Die Strasse ist wie leergefegt. Staubig, brütend unter der Mittagssonne. Und mittendrin schlendert ein junger Mann in schwarzem T-Shirt und schwarzen Shorts. Barfuss geht er von einer Strassenseite zur anderen. In seiner rechten Hand hält er locker eine Kalaschnikow.

Der Mann heisst, gemäss Berichten von gestern Abend, Seifeddine Yacoubi, ist 23 Jahre jung – und hat gerade mindestens 37 Menschen erschossen. Allein, sagt die Polizei.

Wenige Augenblicke nach den Fotos, die ihn über die leere Strasse schlendernd zeigen, wird Yacoubi selber von der Polizei eingeholt und erschossen.

Er bleibt tot am Strassenrand liegen.

Das Massaker, das er anrichtet, schockiert die Welt.
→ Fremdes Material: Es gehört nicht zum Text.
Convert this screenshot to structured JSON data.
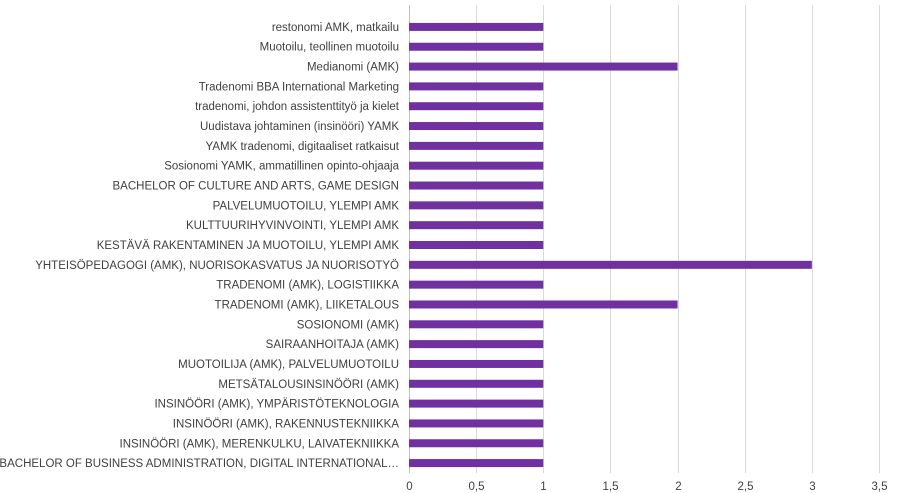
{
  "chart_data": {
    "type": "bar",
    "orientation": "horizontal",
    "categories": [
      "restonomi AMK, matkailu",
      "Muotoilu, teollinen muotoilu",
      "Medianomi (AMK)",
      "Tradenomi BBA International Marketing",
      "tradenomi, johdon assistenttityö ja kielet",
      "Uudistava johtaminen (insinööri) YAMK",
      "YAMK tradenomi, digitaaliset ratkaisut",
      "Sosionomi YAMK, ammatillinen opinto-ohjaaja",
      "BACHELOR OF CULTURE AND ARTS, GAME DESIGN",
      "PALVELUMUOTOILU, YLEMPI AMK",
      "KULTTUURIHYVINVOINTI, YLEMPI AMK",
      "KESTÄVÄ RAKENTAMINEN JA MUOTOILU, YLEMPI AMK",
      "YHTEISÖPEDAGOGI (AMK), NUORISOKASVATUS JA NUORISOTYÖ",
      "TRADENOMI (AMK), LOGISTIIKKA",
      "TRADENOMI (AMK), LIIKETALOUS",
      "SOSIONOMI (AMK)",
      "SAIRAANHOITAJA (AMK)",
      "MUOTOILIJA (AMK), PALVELUMUOTOILU",
      "METSÄTALOUSINSINÖÖRI (AMK)",
      "INSINÖÖRI (AMK), YMPÄRISTÖTEKNOLOGIA",
      "INSINÖÖRI (AMK), RAKENNUSTEKNIIKKA",
      "INSINÖÖRI (AMK), MERENKULKU, LAIVATEKNIIKKA",
      "BACHELOR OF BUSINESS ADMINISTRATION, DIGITAL INTERNATIONAL…"
    ],
    "values": [
      1,
      1,
      2,
      1,
      1,
      1,
      1,
      1,
      1,
      1,
      1,
      1,
      3,
      1,
      2,
      1,
      1,
      1,
      1,
      1,
      1,
      1,
      1
    ],
    "xlim": [
      0,
      3.5
    ],
    "x_ticks": [
      "0",
      "0,5",
      "1",
      "1,5",
      "2",
      "2,5",
      "3",
      "3,5"
    ],
    "grid": "vertical",
    "bar_color": "#7030a0",
    "title": "",
    "xlabel": "",
    "ylabel": ""
  }
}
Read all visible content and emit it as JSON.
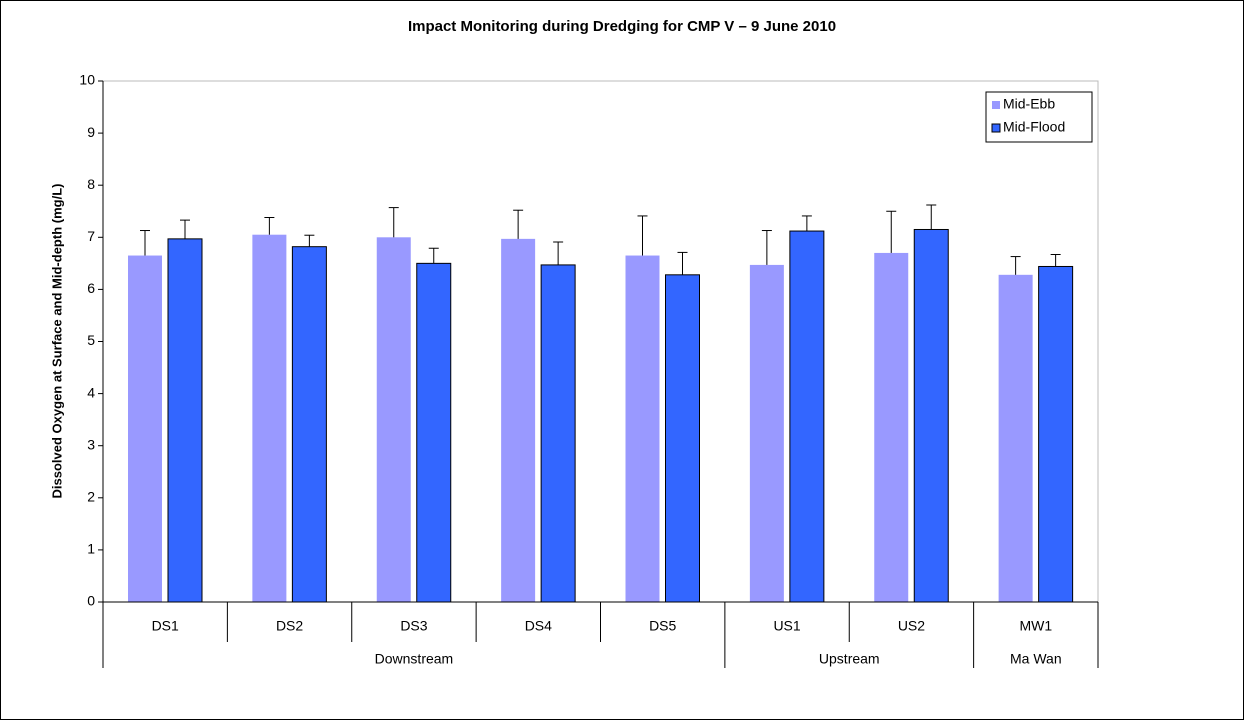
{
  "chart_data": {
    "type": "bar",
    "title": "Impact Monitoring during Dredging for CMP V – 9 June 2010",
    "y_label": "Dissolved Oxygen at Surface and Mid-depth (mg/L)",
    "groups": [
      {
        "name": "Downstream",
        "categories": [
          "DS1",
          "DS2",
          "DS3",
          "DS4",
          "DS5"
        ]
      },
      {
        "name": "Upstream",
        "categories": [
          "US1",
          "US2"
        ]
      },
      {
        "name": "Ma Wan",
        "categories": [
          "MW1"
        ]
      }
    ],
    "series": [
      {
        "name": "Mid-Ebb",
        "color": "#9999ff",
        "values": [
          6.65,
          7.05,
          7.0,
          6.97,
          6.65,
          6.47,
          6.7,
          6.28
        ],
        "errors": [
          0.48,
          0.33,
          0.57,
          0.55,
          0.76,
          0.66,
          0.8,
          0.35
        ]
      },
      {
        "name": "Mid-Flood",
        "color": "#3366ff",
        "values": [
          6.97,
          6.82,
          6.5,
          6.47,
          6.28,
          7.12,
          7.15,
          6.44
        ],
        "errors": [
          0.36,
          0.22,
          0.29,
          0.44,
          0.43,
          0.29,
          0.47,
          0.23
        ]
      }
    ],
    "ylim": [
      0,
      10
    ],
    "yticks": [
      0,
      1,
      2,
      3,
      4,
      5,
      6,
      7,
      8,
      9,
      10
    ],
    "legend": "upper right"
  }
}
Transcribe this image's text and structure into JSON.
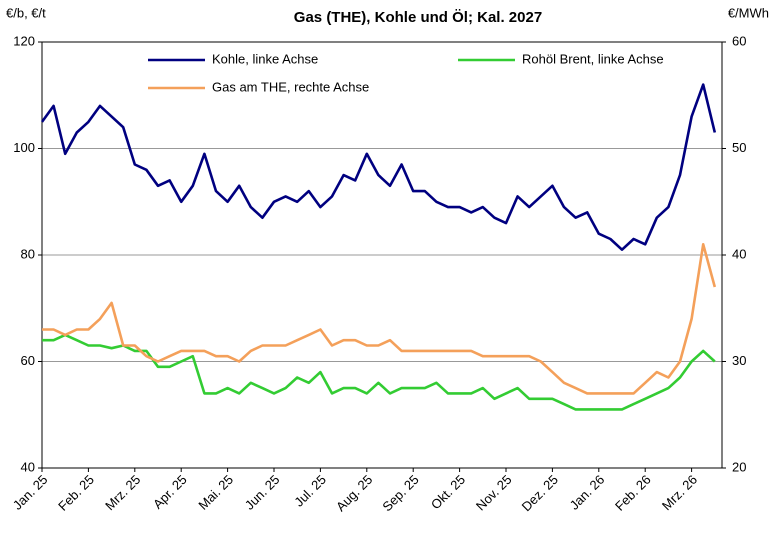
{
  "chart_data": {
    "type": "line",
    "title": "Gas (THE), Kohle und Öl; Kal. 2027",
    "y_label": "€/b, €/t",
    "y2_label": "€/MWh",
    "categories": [
      "Jan. 25",
      null,
      null,
      null,
      "Feb. 25",
      null,
      null,
      null,
      "Mrz. 25",
      null,
      null,
      null,
      "Apr. 25",
      null,
      null,
      null,
      "Mai. 25",
      null,
      null,
      null,
      "Jun. 25",
      null,
      null,
      null,
      "Jul. 25",
      null,
      null,
      null,
      "Aug. 25",
      null,
      null,
      null,
      "Sep. 25",
      null,
      null,
      null,
      "Okt. 25",
      null,
      null,
      null,
      "Nov. 25",
      null,
      null,
      null,
      "Dez. 25",
      null,
      null,
      null,
      "Jan. 26",
      null,
      null,
      null,
      "Feb. 26",
      null,
      null,
      null,
      "Mrz. 26",
      null,
      null
    ],
    "series": [
      {
        "name": "Kohle, linke Achse",
        "color": "#000080",
        "axis": "y",
        "values": [
          105,
          108,
          99,
          103,
          105,
          108,
          106,
          104,
          97,
          96,
          93,
          94,
          90,
          93,
          99,
          92,
          90,
          93,
          89,
          87,
          90,
          91,
          90,
          92,
          89,
          91,
          95,
          94,
          99,
          95,
          93,
          97,
          92,
          92,
          90,
          89,
          89,
          88,
          89,
          87,
          86,
          91,
          89,
          91,
          93,
          89,
          87,
          88,
          84,
          83,
          81,
          83,
          82,
          87,
          89,
          95,
          106,
          112,
          103
        ]
      },
      {
        "name": "Rohöl Brent, linke Achse",
        "color": "#33cc33",
        "axis": "y",
        "values": [
          64,
          64,
          65,
          64,
          63,
          63,
          62.5,
          63,
          62,
          62,
          59,
          59,
          60,
          61,
          54,
          54,
          55,
          54,
          56,
          55,
          54,
          55,
          57,
          56,
          58,
          54,
          55,
          55,
          54,
          56,
          54,
          55,
          55,
          55,
          56,
          54,
          54,
          54,
          55,
          53,
          54,
          55,
          53,
          53,
          53,
          52,
          51,
          51,
          51,
          51,
          51,
          52,
          53,
          54,
          55,
          57,
          60,
          62,
          60
        ]
      },
      {
        "name": "Gas am THE, rechte Achse",
        "color": "#f4a05a",
        "axis": "y2",
        "values": [
          33,
          33,
          32.5,
          33,
          33,
          34,
          35.5,
          31.5,
          31.5,
          30.5,
          30,
          30.5,
          31,
          31,
          31,
          30.5,
          30.5,
          30,
          31,
          31.5,
          31.5,
          31.5,
          32,
          32.5,
          33,
          31.5,
          32,
          32,
          31.5,
          31.5,
          32,
          31,
          31,
          31,
          31,
          31,
          31,
          31,
          30.5,
          30.5,
          30.5,
          30.5,
          30.5,
          30,
          29,
          28,
          27.5,
          27,
          27,
          27,
          27,
          27,
          28,
          29,
          28.5,
          30,
          34,
          41,
          37
        ]
      }
    ],
    "ylim": [
      40,
      120
    ],
    "yticks": [
      40,
      60,
      80,
      100,
      120
    ],
    "y2lim": [
      20,
      60
    ],
    "y2ticks": [
      20,
      30,
      40,
      50,
      60
    ],
    "grid": true
  }
}
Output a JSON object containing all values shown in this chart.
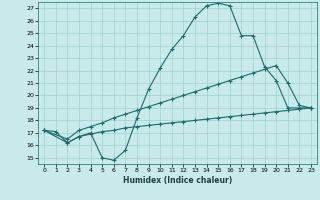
{
  "xlabel": "Humidex (Indice chaleur)",
  "bg_color": "#c8eaea",
  "grid_color": "#9fcfcf",
  "line_color": "#1a6b6b",
  "xlim": [
    -0.5,
    23.5
  ],
  "ylim": [
    14.5,
    27.5
  ],
  "xticks": [
    0,
    1,
    2,
    3,
    4,
    5,
    6,
    7,
    8,
    9,
    10,
    11,
    12,
    13,
    14,
    15,
    16,
    17,
    18,
    19,
    20,
    21,
    22,
    23
  ],
  "yticks": [
    15,
    16,
    17,
    18,
    19,
    20,
    21,
    22,
    23,
    24,
    25,
    26,
    27
  ],
  "line1_x": [
    0,
    1,
    2,
    3,
    4,
    5,
    6,
    7,
    8,
    9,
    10,
    11,
    12,
    13,
    14,
    15,
    16,
    17,
    18,
    19,
    20,
    21,
    22,
    23
  ],
  "line1_y": [
    17.2,
    17.1,
    16.2,
    16.7,
    17.0,
    15.0,
    14.8,
    15.6,
    18.2,
    20.5,
    22.2,
    23.7,
    24.8,
    26.3,
    27.2,
    27.4,
    27.2,
    24.8,
    24.8,
    22.3,
    21.2,
    19.0,
    19.0,
    19.0
  ],
  "line2_x": [
    0,
    2,
    3,
    4,
    5,
    6,
    7,
    8,
    9,
    10,
    11,
    12,
    13,
    14,
    15,
    16,
    17,
    18,
    19,
    20,
    21,
    22,
    23
  ],
  "line2_y": [
    17.2,
    16.5,
    17.2,
    17.5,
    17.8,
    18.2,
    18.5,
    18.8,
    19.1,
    19.4,
    19.7,
    20.0,
    20.3,
    20.6,
    20.9,
    21.2,
    21.5,
    21.8,
    22.1,
    22.4,
    21.0,
    19.2,
    19.0
  ],
  "line3_x": [
    0,
    2,
    3,
    4,
    5,
    6,
    7,
    8,
    9,
    10,
    11,
    12,
    13,
    14,
    15,
    16,
    17,
    18,
    19,
    20,
    21,
    22,
    23
  ],
  "line3_y": [
    17.2,
    16.2,
    16.7,
    16.9,
    17.1,
    17.2,
    17.4,
    17.5,
    17.6,
    17.7,
    17.8,
    17.9,
    18.0,
    18.1,
    18.2,
    18.3,
    18.4,
    18.5,
    18.6,
    18.7,
    18.8,
    18.9,
    19.0
  ]
}
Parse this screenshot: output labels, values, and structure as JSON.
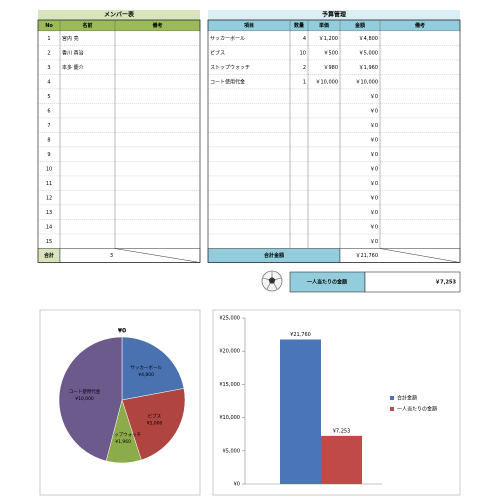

Auch weil fast zur gleichen Zeit in Frankreich ein bekennender Anhänger der Terrormiliz Islamischer Staat (IS) einen Mann köpft und in Kuwait eine Bombe in einer schiitischen Moschee Dutzende Menschen tötet. Was für ein blutiger Freitag!

Der Terrorangriff in Tunesien trifft die Fünf-Sterne-Hotelanlage Imperial Marhaba in der Küstenstadt Sousse. Neben den 37 Todesopfern werden mindestens 36 Menschen verletzt. Ziel von Yacoubis mörderischem Wahn waren Touristen. Die meisten wurden am Strand erschossen. Auf ihren Liegestühlen. Es trifft vor allem Briten und Deutsche. Bei ihnen ist das von der Tui-Tochter Rui vermittelte Imperial Marhaba besonders beliebt.

Der genaue Ablauf des Verbrechens bleibt den ganzen Tag über unklar. Lange war von mehreren Attentätern die Rede, sogar von Festnahmen. Erst am Abend bestanden die tunesischen Behörden darauf: Der Student Seifeddine Yacoubi habe allein gehandelt.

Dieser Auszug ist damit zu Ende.